Summary
- Technology has been playing at the forefront while supporting other businesses to sustain during the period of COVID-19 crisis, as well as making efforts to reduce virus spread.
- Coronavirus pandemic has accelerated various technology trends such as digital payments, artificial intelligence, and internet of things.
- Technology stocks such as Z1P, APT and APX have been climbing the ladder of growth on ASX, bolstered by their robust financial performance in recent times.
While enduring sadness because the world is in disarray of late, had it not been for accelerated technology services, we would have been looking at a fractious situation.
In the wake of coronavirus induced lockdown and social distancing norms, technology played a pivotal role in keeping our society and businesses functional.
The last couple of months have noted a surge in demand for technology in every sphere of life, ranging from e-learning applications to digital payment technologies. Further, several technology stocks have performed fairly well, with rising customer base leading to a sizable increase in their top lines.
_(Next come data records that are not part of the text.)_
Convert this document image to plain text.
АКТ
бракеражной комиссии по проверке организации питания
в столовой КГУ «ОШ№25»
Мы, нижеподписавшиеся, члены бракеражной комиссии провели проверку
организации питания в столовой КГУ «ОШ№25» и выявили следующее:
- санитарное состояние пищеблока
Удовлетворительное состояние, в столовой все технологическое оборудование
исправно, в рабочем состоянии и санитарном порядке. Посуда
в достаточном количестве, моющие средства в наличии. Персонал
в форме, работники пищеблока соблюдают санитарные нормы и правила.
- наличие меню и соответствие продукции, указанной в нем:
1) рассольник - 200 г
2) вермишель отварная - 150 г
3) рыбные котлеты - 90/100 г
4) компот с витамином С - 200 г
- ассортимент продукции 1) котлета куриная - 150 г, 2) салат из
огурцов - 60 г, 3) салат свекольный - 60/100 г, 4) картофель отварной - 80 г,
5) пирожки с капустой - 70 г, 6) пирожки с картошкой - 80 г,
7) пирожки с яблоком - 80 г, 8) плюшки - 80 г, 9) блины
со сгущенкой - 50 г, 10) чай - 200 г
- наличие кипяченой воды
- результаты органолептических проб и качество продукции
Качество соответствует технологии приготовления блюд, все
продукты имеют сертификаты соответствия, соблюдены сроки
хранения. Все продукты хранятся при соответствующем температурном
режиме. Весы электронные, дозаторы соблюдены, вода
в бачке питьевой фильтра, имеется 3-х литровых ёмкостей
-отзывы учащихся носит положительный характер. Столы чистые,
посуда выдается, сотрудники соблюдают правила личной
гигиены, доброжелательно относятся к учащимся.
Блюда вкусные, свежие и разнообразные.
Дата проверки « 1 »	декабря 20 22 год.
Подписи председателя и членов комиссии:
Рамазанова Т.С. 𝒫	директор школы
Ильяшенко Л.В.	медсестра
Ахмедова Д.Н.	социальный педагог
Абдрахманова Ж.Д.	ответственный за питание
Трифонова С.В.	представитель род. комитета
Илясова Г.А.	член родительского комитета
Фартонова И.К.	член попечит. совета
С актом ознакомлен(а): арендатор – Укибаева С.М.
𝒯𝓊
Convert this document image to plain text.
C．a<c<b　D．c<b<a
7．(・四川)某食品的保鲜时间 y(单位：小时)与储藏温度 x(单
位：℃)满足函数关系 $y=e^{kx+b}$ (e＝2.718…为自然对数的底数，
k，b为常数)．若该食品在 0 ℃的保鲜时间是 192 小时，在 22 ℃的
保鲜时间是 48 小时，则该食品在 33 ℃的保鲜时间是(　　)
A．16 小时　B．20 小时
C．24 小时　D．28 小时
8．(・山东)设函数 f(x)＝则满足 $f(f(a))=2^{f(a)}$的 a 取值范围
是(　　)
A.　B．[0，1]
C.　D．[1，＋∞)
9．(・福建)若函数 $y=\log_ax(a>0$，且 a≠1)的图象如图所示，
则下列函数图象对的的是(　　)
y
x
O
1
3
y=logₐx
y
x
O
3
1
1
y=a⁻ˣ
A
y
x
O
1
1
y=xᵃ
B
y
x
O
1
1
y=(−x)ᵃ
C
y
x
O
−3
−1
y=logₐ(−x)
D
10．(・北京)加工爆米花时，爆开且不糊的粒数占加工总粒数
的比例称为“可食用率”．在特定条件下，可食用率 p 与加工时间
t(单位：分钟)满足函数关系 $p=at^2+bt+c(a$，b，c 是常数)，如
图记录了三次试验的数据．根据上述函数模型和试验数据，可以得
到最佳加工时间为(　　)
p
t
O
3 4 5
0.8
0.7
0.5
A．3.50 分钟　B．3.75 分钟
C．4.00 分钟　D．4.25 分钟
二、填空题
S&P/ASX 200 Information Technology (Sector) (ASX:XIJ) closed at 1455.5 points, down by 1.6% from its last close, as on 15 June 2020. The index is recovering, albeit with a couple of hiccups; bolstering positive outlook for the investors.
Let us now apprise ourselves with some of the buzzing technology stocks on the ASX.
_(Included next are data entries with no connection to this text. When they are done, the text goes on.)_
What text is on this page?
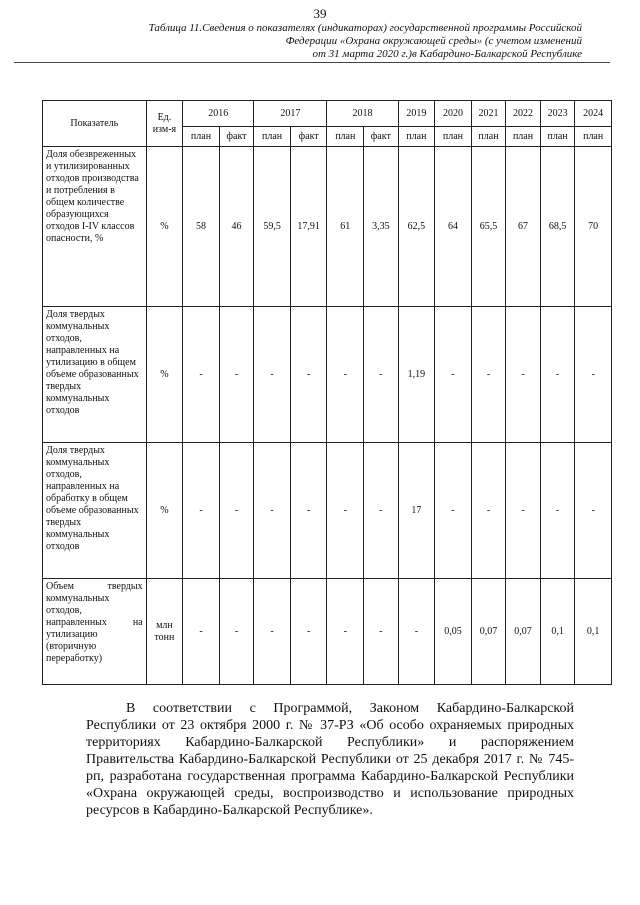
39
Таблица 11.Сведения о показателях (индикаторах) государственной программы Российской
Федерации «Охрана окружающей среды» (с учетом изменений
от 31 марта 2020 г.)в Кабардино-Балкарской Республике
Показатель	Ед. изм-я	2016		2017		2018		2019	2020	2021	2022	2023	2024
		план	факт	план	факт	план	факт	план	план	план	план	план	план
Доля обезвреженных и утилизированных отходов производства и потребления в общем количестве образующихся отходов I-IV классов опасности, %	%	58	46	59,5	17,91	61	3,35	62,5	64	65,5	67	68,5	70
Доля твердых коммунальных отходов, направленных на утилизацию в общем объеме образованных твердых коммунальных отходов	%	-	-	-	-	-	-	1,19	-	-	-	-	-
Доля твердых коммунальных отходов, направленных на обработку в общем объеме образованных твердых коммунальных отходов	%	-	-	-	-	-	-	17	-	-	-	-	-
Объем твердых коммунальных отходов, направленных на утилизацию (вторичную переработку)	млн тонн	-	-	-	-	-	-	-	0,05	0,07	0,07	0,1	0,1
В соответствии с Программой, Законом Кабардино-Балкарской Республики от 23 октября 2000 г. № 37-РЗ «Об особо охраняемых природных территориях Кабардино-Балкарской Республики» и распоряжением Правительства Кабардино-Балкарской Республики от 25 декабря 2017 г. № 745-рп, разработана государственная программа Кабардино-Балкарской Республики «Охрана окружающей среды, воспроизводство и использование природных ресурсов в Кабардино-Балкарской Республике».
Zip Co Limited (ASX:Z1P) is a leading Australian provider of point-of-sale and digital payment services to various merchants and consumers across multiple sectors such as health, retail, education and travel.
Z1P is embracing the increasing demand for Buy Now Pay Later (BNPL) solutions and is growing with robust financial and COVID-19 proof performance.
Recently, Z1P noted strong performance during May and reported revenue of AU$15.6 million, an increase of 78 per cent for May in comparison with the previous corresponding period.
Z1P witnessed a substantial increment of 63 per cent y-o-y in its monthly transaction volume to AU$189.3 million. Further, Z1P experienced an addition of about 65,000 new customers in May, while the total customers reached 2.1 million.
An upsurge of 85 per cent y-o-y was noted in Z1P’s receivables balance, which stood at AU$1.2 billion at the end of May.
Source: ASX Announcement
Lately, on 9 June 2020, Z1P announced its partnership with Neobank 86 400 to assist the users in tracking their transactions, along with balances post linkage of their Z1P account to the banking application.
Interestingly, Z1P Shares witnessed a jump of 15.78% in its share price on 9 June 2020 followed by the partnership announcement.
Of late, Z1P acquired a US-BNPL, QuadPay to accelerate its expansion in the US market.
Z1P last traded at AU$5.770, decreasing by 8.413% compared to its previous close, as on 15 June 2020. Z1P’s 52 weeks high was noted at AU$6.970.
Afterpay Limited (ASX:APT)
The BNPL pioneer company APT, recently during may 2020, announced that it had over five million active shoppers in the US, illustrating a strong foothold in market.
APT’s services are being offered by over 15,000 retailers and brands to its customers helping it to reach ~9 million US customers inclusive of above 1 million new customers who joined the platform during COVID-19 crisis period. Of late, Tencent Holdings Limited became a substantial holder with a 5% stake in APT.
Furthermore, APT recently notified the market with the changes in the Board members:
- Transitioning of Elana Rubin from interim Chair to Chair of the Company’s Board.
- Sharon Rothstein was hired as APT’s independent Non-Executive Director effectively from 1 June 2020.
Post bottoming out at AU$8.90 on 23 March, stock of APT bounced back to settle at AU$51.16, as on 15 June 2020, slipping by 1.35% from its last close.
Did you read; Significant Changes in ASX200 Stock Reshuffle
Appen Limited (ASX:APX)
A provider of high-quality training data which is used for machine learning and Artificial Intelligence (AI), APX has a robust balance sheet with over AU$100 million cash resources, as notified in April this year.
The fact that AI is barging higher during the crisis period and is believed to be worth AU$22.17 trillion to the world economy by 2030 as per CSIRO, it is anticipated that going forth, APX will emerge stronger.
Of late in its AGM presentation, released on 29 May, APX reiterated its guidance for FY 2020. APX YTD revenue plus orders in hand for delivery stood at approximately AU$350 million at May 2020. The Company’s EBITDA for the year ending 31 December 2020 is likely to be between AU$125 million and AU$130 million.
On 15 June 2020, APX settled the day’s trading session at AU$29.770, up by 0.915% from its previous close. APX’s P/E ratio was noted at 83.620x, with the market cap of AU$3.59 billion.